Let me know your thoughts. If you want me to share the CNN, I can post it here as soon as I get the reply.

Thanks again for the time. I know you guys are busy.

Hi, just wait for me to finish the porting. I’ve already started on it and managed to get past the first sets of issues with updating TensorFlow. I should be done getting the software ready to integrate into our firmware on Monday and then be done getting it merged by the end of the week. Because TensorFlowLite for Microcontrollers has so much code in it I have a separate repo where I compile it into a library file for integration into our firmware.

As for what you have done so far. Yes, you have to compile the firmware and then flash the camera. There’s no documentation for the tf module however so you have to read the c code and fix any bugs that are there until I am finished.

Sure, will wait then.

Thanks again

Hey again,

Any updates on the implementation? I have the model ready to go.

Thanks

Yes, it’s been released in the latest firmware package on the GitHub. Please track the GitHub commits if you want to keep up to date on this stuff.

You have to download the latest firmware and then flash it to your camera model along with getting the scripts to run it from GitHub. Nothing is really documentated except in the scripts right now. It will take a while for us to release everything to the IDE along with documentation.

Fantastic, thanks. Will give it a shot.

Note, you need to 8-bit quanitize your tflite network for it to be runnable. Google has a lot of information on this.

Hi, kwagyeman
I saw CNN won’t support multiple object detection in previous post, How about Tensionflow? In my project i can teach any of simple 10 objects initially and find position of each object in single frame at-least 10 FPS.

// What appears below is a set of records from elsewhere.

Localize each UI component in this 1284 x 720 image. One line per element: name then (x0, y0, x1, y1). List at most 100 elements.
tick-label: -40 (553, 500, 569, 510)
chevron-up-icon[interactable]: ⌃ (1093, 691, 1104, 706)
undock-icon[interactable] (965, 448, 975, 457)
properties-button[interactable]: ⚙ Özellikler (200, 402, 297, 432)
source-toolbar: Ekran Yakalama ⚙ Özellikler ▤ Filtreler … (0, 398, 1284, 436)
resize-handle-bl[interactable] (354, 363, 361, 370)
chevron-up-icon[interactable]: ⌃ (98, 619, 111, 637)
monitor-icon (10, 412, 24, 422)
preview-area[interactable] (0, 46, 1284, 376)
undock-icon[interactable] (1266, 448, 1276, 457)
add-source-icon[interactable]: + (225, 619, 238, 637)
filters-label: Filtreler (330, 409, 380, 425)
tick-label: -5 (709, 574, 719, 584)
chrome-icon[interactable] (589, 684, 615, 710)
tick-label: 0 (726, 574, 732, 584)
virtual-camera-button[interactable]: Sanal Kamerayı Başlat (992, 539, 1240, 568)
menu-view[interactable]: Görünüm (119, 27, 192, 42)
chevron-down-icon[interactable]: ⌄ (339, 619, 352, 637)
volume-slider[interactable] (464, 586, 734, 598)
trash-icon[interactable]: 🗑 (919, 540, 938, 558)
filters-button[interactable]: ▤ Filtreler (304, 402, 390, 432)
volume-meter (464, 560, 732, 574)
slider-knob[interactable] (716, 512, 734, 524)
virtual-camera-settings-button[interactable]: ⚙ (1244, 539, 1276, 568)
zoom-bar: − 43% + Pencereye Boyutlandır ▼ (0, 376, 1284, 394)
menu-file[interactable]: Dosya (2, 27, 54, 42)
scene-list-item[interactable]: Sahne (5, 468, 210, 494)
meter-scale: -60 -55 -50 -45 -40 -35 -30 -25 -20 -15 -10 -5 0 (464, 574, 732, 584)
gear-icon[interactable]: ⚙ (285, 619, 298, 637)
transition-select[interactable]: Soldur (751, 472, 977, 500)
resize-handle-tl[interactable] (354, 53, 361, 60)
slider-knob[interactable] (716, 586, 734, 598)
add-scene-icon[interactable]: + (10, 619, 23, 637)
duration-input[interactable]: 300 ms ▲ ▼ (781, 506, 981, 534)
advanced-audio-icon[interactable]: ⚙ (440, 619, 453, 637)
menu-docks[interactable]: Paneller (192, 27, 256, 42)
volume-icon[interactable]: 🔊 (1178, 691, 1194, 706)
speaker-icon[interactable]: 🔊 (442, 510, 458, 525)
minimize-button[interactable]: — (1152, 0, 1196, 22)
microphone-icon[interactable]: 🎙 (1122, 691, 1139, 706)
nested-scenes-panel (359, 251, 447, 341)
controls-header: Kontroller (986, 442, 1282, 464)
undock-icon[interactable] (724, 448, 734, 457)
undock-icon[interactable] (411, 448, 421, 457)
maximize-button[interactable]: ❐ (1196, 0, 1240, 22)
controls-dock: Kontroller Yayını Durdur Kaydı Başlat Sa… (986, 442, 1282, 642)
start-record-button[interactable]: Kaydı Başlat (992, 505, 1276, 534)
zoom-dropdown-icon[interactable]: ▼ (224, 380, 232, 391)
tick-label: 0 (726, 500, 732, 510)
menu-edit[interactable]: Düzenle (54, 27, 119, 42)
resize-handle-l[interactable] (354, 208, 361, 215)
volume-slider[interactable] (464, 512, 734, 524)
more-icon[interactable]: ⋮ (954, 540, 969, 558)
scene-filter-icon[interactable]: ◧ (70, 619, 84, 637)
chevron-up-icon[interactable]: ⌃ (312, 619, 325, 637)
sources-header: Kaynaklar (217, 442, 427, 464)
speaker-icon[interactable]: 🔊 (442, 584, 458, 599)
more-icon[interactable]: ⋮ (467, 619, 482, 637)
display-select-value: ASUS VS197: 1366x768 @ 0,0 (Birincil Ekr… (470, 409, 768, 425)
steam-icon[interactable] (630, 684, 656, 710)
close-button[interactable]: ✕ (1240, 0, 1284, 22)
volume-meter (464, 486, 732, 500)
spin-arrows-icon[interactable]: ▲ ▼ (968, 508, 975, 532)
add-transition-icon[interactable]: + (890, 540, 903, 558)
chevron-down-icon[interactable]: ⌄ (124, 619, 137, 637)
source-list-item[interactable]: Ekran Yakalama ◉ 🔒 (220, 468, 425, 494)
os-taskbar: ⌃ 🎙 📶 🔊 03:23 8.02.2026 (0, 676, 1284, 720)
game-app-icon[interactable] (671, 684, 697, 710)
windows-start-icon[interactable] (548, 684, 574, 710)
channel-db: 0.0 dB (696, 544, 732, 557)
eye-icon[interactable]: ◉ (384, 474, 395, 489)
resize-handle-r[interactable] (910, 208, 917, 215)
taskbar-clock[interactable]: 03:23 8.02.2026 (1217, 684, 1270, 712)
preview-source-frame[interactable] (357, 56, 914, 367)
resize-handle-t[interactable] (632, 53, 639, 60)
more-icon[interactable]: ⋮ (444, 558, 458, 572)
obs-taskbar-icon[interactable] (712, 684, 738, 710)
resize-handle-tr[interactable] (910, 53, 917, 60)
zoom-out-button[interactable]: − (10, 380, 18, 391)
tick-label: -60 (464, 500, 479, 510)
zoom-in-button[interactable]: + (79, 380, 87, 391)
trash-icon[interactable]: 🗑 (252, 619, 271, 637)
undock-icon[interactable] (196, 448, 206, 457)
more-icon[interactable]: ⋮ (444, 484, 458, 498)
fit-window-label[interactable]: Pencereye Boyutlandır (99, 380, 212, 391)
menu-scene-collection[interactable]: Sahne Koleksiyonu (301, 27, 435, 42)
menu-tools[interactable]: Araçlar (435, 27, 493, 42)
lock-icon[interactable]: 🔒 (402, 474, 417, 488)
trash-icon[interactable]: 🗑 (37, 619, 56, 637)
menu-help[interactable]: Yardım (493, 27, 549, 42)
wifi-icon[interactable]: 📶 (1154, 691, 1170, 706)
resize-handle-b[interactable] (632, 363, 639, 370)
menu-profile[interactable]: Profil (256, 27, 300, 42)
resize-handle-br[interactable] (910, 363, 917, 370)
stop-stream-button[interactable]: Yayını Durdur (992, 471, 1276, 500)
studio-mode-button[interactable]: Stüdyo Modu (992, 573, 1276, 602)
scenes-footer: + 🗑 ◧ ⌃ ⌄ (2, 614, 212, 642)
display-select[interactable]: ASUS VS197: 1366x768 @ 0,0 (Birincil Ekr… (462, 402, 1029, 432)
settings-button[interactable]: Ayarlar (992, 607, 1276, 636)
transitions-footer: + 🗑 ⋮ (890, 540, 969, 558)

We can just do classification and image segmentation. Object detection using any current net arches is not happening. They all have way too many operations. There’s no research yet into micro models except classification. So, we plan to start with that. For example, all OpenMV Cams with firmware v3.5.0 can perform person detection.

That said, object detection is not impossible. However, you actually have to make a new arch from scratch and then train it on a data set.